Clubs échangistes : cul, morne plaine…
De façon paradoxale, c’est dans les clubs qui, en théorie, incarnent l’idéal d’une vie de couple sans tromperie ni frustration, que l’échangisme se serait sclérosé jusqu’à ne plus être qu’un ersatz d’orgie, une partie de jambes en l’air assaisonnée d’interdits, de muflerie et de misogynie.
Ces lieux existent encore et forment une galaxie d’environ trente clubs et saunas parisiens qui, sous couvert d’épicurisme, permettent à des inconnus de vous frôler, de vous palper et, s’ils vous plaisent, de vous sucer ou de vous prendre.
Le plus ancien club recensé en France date de 1934 : c’est le Roi René, situé à Ville d’Avray, près de Paris, qui aurait inauguré la mode des “boîtes à cul”…, il faut payer environ 60 euros par couple pour y entrer (buffet, piste de danse et “coin câlin” compris).
A la différence des backrooms gays, résolument bière-béton, les clubs hétéros présentent pratiquement tous l’aspect de boudoirs et de baisodrômes mondains, ornés de miroirs en toc, de lustres tapageurs ou de poufs en velours rouge sang à l’esthétique faussement chic qui encouragent les clients à se proclamer libertins, par abus de langage…, les libertins des 17e et 18e siècles n’avaient certainement rien à voir avec ces couples et ces célibataires qui s’amusent le samedi soir en se réclamant de la liberté des mœurs.
Officiellement, l’échangisme repose sur un idéal de fidélité que les adeptes résument ainsi : “Au nom de quelle morale dépassée devrions-nous vivre notre vie entière en compagnie d’un seul partenaire ? Si nous avons envie d’expériences nouvelles, pourquoi devrions-nous le faire dans la honte, le secret et le mensonge ?”.
Pour la plupart des échangistes en France, les “parties” (ou partouzes) sont des soirées au cours desquelles chacun peut jouir séparément, satisfaire ses envies et s’envoyer en l’air sans léser ni blesser personne.
L’échangisme repose sur l’idée qu’il est possible de vivre avec son épouse ou son compagnon une sexualité à plusieurs, sans éprouver de jalousie…, ce qui suppose une confiance minimum entre les partenaires.

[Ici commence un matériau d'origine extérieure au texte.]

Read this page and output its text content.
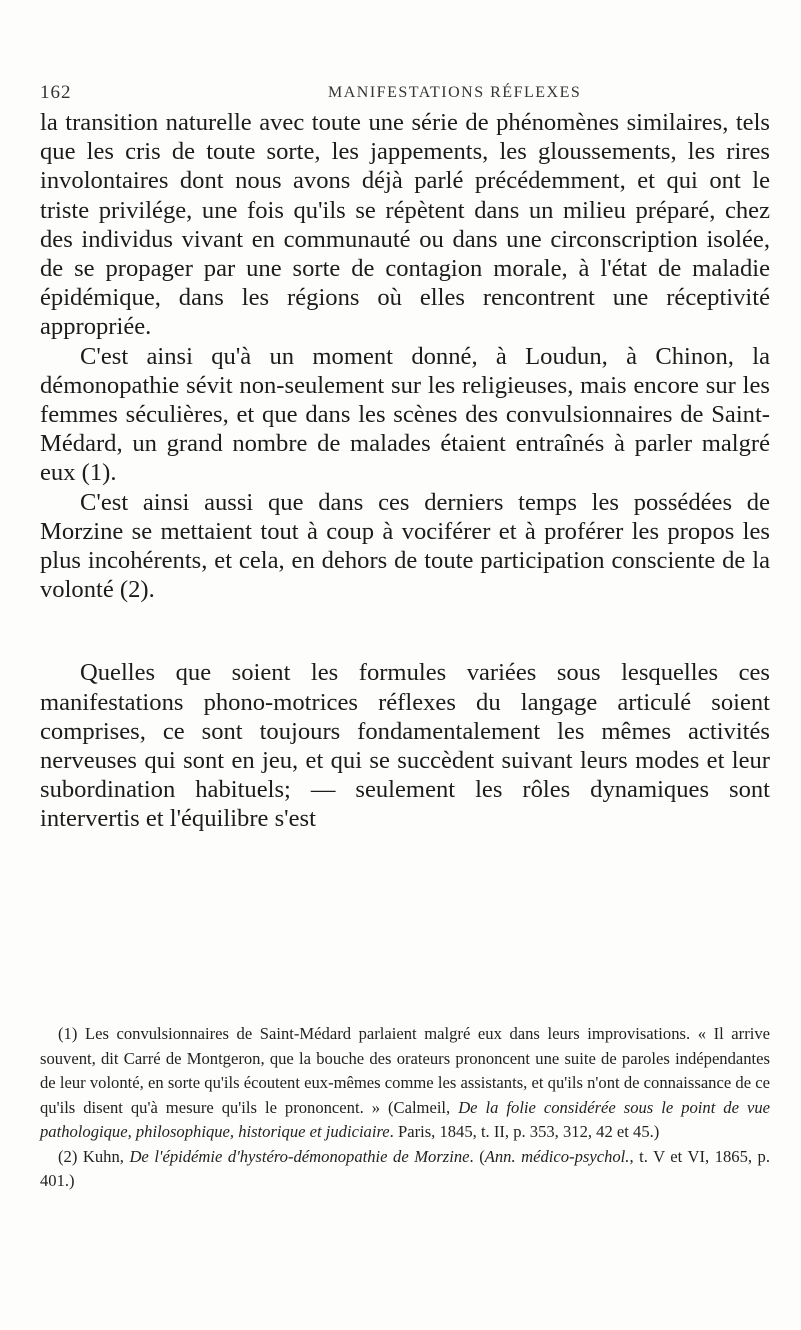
162	MANIFESTATIONS RÉFLEXES

la transition naturelle avec toute une série de phénomènes similaires, tels que les cris de toute sorte, les jappements, les gloussements, les rires involontaires dont nous avons déjà parlé précédemment, et qui ont le triste privilége, une fois qu'ils se répètent dans un milieu préparé, chez des individus vivant en communauté ou dans une circonscription isolée, de se propager par une sorte de contagion morale, à l'état de maladie épidémique, dans les régions où elles rencontrent une réceptivité appropriée.

C'est ainsi qu'à un moment donné, à Loudun, à Chinon, la démonopathie sévit non-seulement sur les religieuses, mais encore sur les femmes séculières, et que dans les scènes des convulsionnaires de Saint-Médard, un grand nombre de malades étaient entraînés à parler malgré eux (1).

C'est ainsi aussi que dans ces derniers temps les possédées de Morzine se mettaient tout à coup à vociférer et à proférer les propos les plus incohérents, et cela, en dehors de toute participation consciente de la volonté (2).

Quelles que soient les formules variées sous lesquelles ces manifestations phono-motrices réflexes du langage articulé soient comprises, ce sont toujours fondamentalement les mêmes activités nerveuses qui sont en jeu, et qui se succèdent suivant leurs modes et leur subordination habituels; — seulement les rôles dynamiques sont intervertis et l'équilibre s'est

(1) Les convulsionnaires de Saint-Médard parlaient malgré eux dans leurs improvisations. « Il arrive souvent, dit Carré de Montgeron, que la bouche des orateurs prononcent une suite de paroles indépendantes de leur volonté, en sorte qu'ils écoutent eux-mêmes comme les assistants, et qu'ils n'ont de connaissance de ce qu'ils disent qu'à mesure qu'ils le prononcent. » (Calmeil, De la folie considérée sous le point de vue pathologique, philosophique, historique et judiciaire. Paris, 1845, t. II, p. 353, 312, 42 et 45.)

(2) Kuhn, De l'épidémie d'hystéro-démonopathie de Morzine. (Ann. médico-psychol., t. V et VI, 1865, p. 401.)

L’échangisme serait, à en croire les pratiquants, la façon la plus efficace de renforcer les liens amoureux et d’éviter les déchirures que génère inévitablement la sacro-sainte monogamie.
De ce bel idéal, les clubs se réclament de façon si tragiquement grotesque que la plupart des vrais échangistes évitent soigneusement de les fréquenter : ils préfèrent organiser leurs fêtes privées entre amis de cul, loin de ces lieux sordides aux allures de bordel…, ils préfèrent même éviter de se dire “échangistes” tant le terme est péjoratif.

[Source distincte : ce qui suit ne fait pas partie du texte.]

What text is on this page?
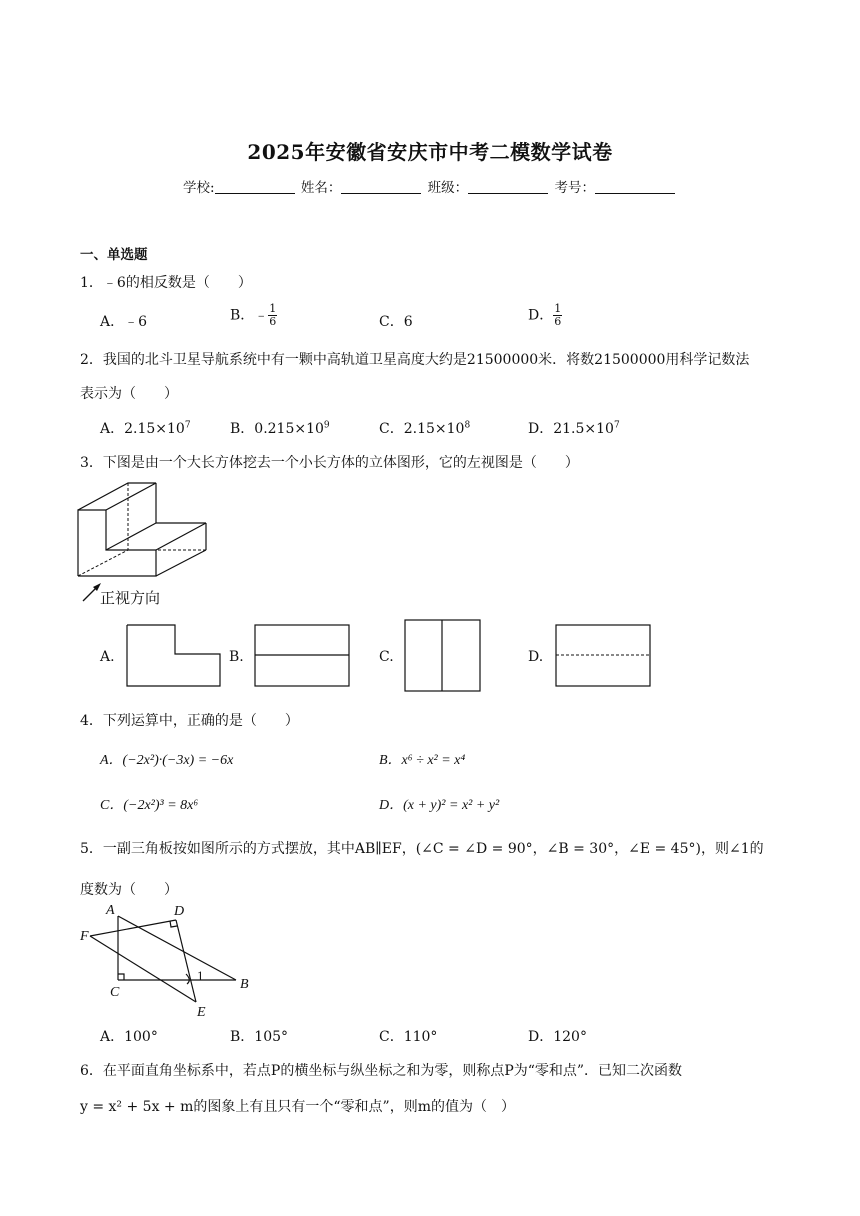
2025年安徽省安庆市中考二模数学试卷
学校:	姓名：	班级：	考号：
一、单选题
1．﹣6的相反数是（　　）
A．﹣6	B．﹣ $\frac{1}{6}$	C．6	D． $\frac{1}{6}$
2．我国的北斗卫星导航系统中有一颗中高轨道卫星高度大约是21500000米．将数21500000用科学记数法
表示为（　　）
A．$2.15\times 10^7$	B．$0.215\times 10^9$	C．$2.15\times 10^8$	D．$21.5\times 10^7$
3．下图是由一个大长方体挖去一个小长方体的立体图形，它的左视图是（　　）
正视方向
A.	B.	C.	D.
4．下列运算中，正确的是（　　）
A．(−2x²)·(−3x) = −6x	B．x⁶ ÷ x² = x⁴
C．(−2x²)³ = 8x⁶	D．(x + y)² = x² + y²
5．一副三角板按如图所示的方式摆放，其中AB∥EF，(∠C = ∠D = 90°，∠B = 30°，∠E = 45°)，则∠1的
度数为（　　）
A	D
F
B
C
E
1
A．100°	B．105°	C．110°	D．120°
6．在平面直角坐标系中，若点P的横坐标与纵坐标之和为零，则称点P为“零和点”．已知二次函数
y = x² + 5x + m的图象上有且只有一个“零和点”，则m的值为（　）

Dans le cadre des clubs, l’expression même d’échangisme relève du leurre…, cette pratique ne concerne pas uniquement les couples désirant permuter (s’échanger), elle concerne surtout des hommes seuls qui trouvent plus revalorisant de jouer la comédie de la séduction, coupe de champagne et chandelles à l’appui, que de s’offrir une prostituée dans la rue.
En clair : les clubs sont des maisons de passe déguisées où les clients, essentiellement des hommes, payent plein pot le droit d’entrée à des soirées hypocritement surnommées “trios” ou “mixtes”, dans lesquelles les femmes mariées et les petites copines leur sont jetées en pature.

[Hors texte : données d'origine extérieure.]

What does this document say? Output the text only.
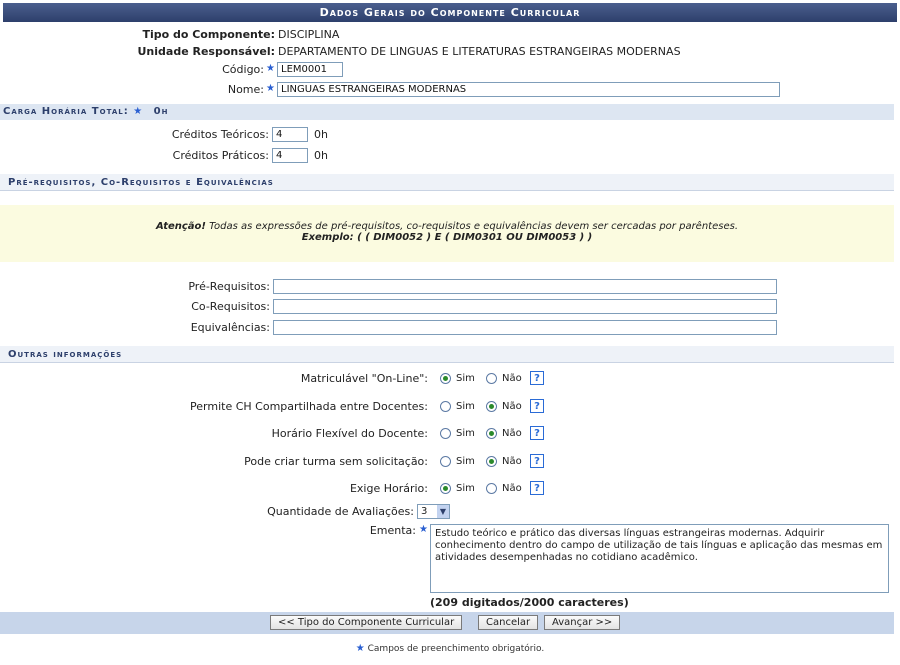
Dados Gerais do Componente Curricular
Tipo do Componente: DISCIPLINA
Unidade Responsável: DEPARTAMENTO DE LINGUAS E LITERATURAS ESTRANGEIRAS MODERNAS
Código: ★
LEM0001
Nome: ★
LINGUAS ESTRANGEIRAS MODERNAS
Carga Horária Total: ★ 0h
Créditos Teóricos:
4	0h
Créditos Práticos:
4	0h
Pré-requisitos, Co-Requisitos e Equivalências
Atenção! Todas as expressões de pré-requisitos, co-requisitos e equivalências devem ser cercadas por parênteses.
Exemplo: ( ( DIM0052 ) E ( DIM0301 OU DIM0053 ) )
Pré-Requisitos:
Co-Requisitos:
Equivalências:
Outras informações
Matriculável "On-Line":	Sim	Não	?
Permite CH Compartilhada entre Docentes:	Sim	Não	?
Horário Flexível do Docente:	Sim	Não	?
Pode criar turma sem solicitação:	Sim	Não	?
Exige Horário:	Sim	Não	?
Quantidade de Avaliações: 3	▼
Ementa: ★ Estudo teórico e prático das diversas línguas estrangeiras modernas. Adquirir conhecimento dentro do campo de utilização de tais línguas e aplicação das mesmas em atividades desempenhadas no cotidiano acadêmico.
(209 digitados/2000 caracteres)
<< Tipo do Componente Curricular	Cancelar	Avançar >>
★ Campos de preenchimento obrigatório.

Encore faut-ils qu’elles apprennent à dire non, qu’elles tapent sur les mains balladeuses, qu’elles surveillent l’origine des fluides dont on barbouille leurs orifices et qu’elles soient munies d’un bon garde du corps, capable de repérer les tricheurs (ceux qui se débarrassent des capotes entre deux coups de rein ou qui profitent d’un coin d’ombre pour éjaculer dans la figure).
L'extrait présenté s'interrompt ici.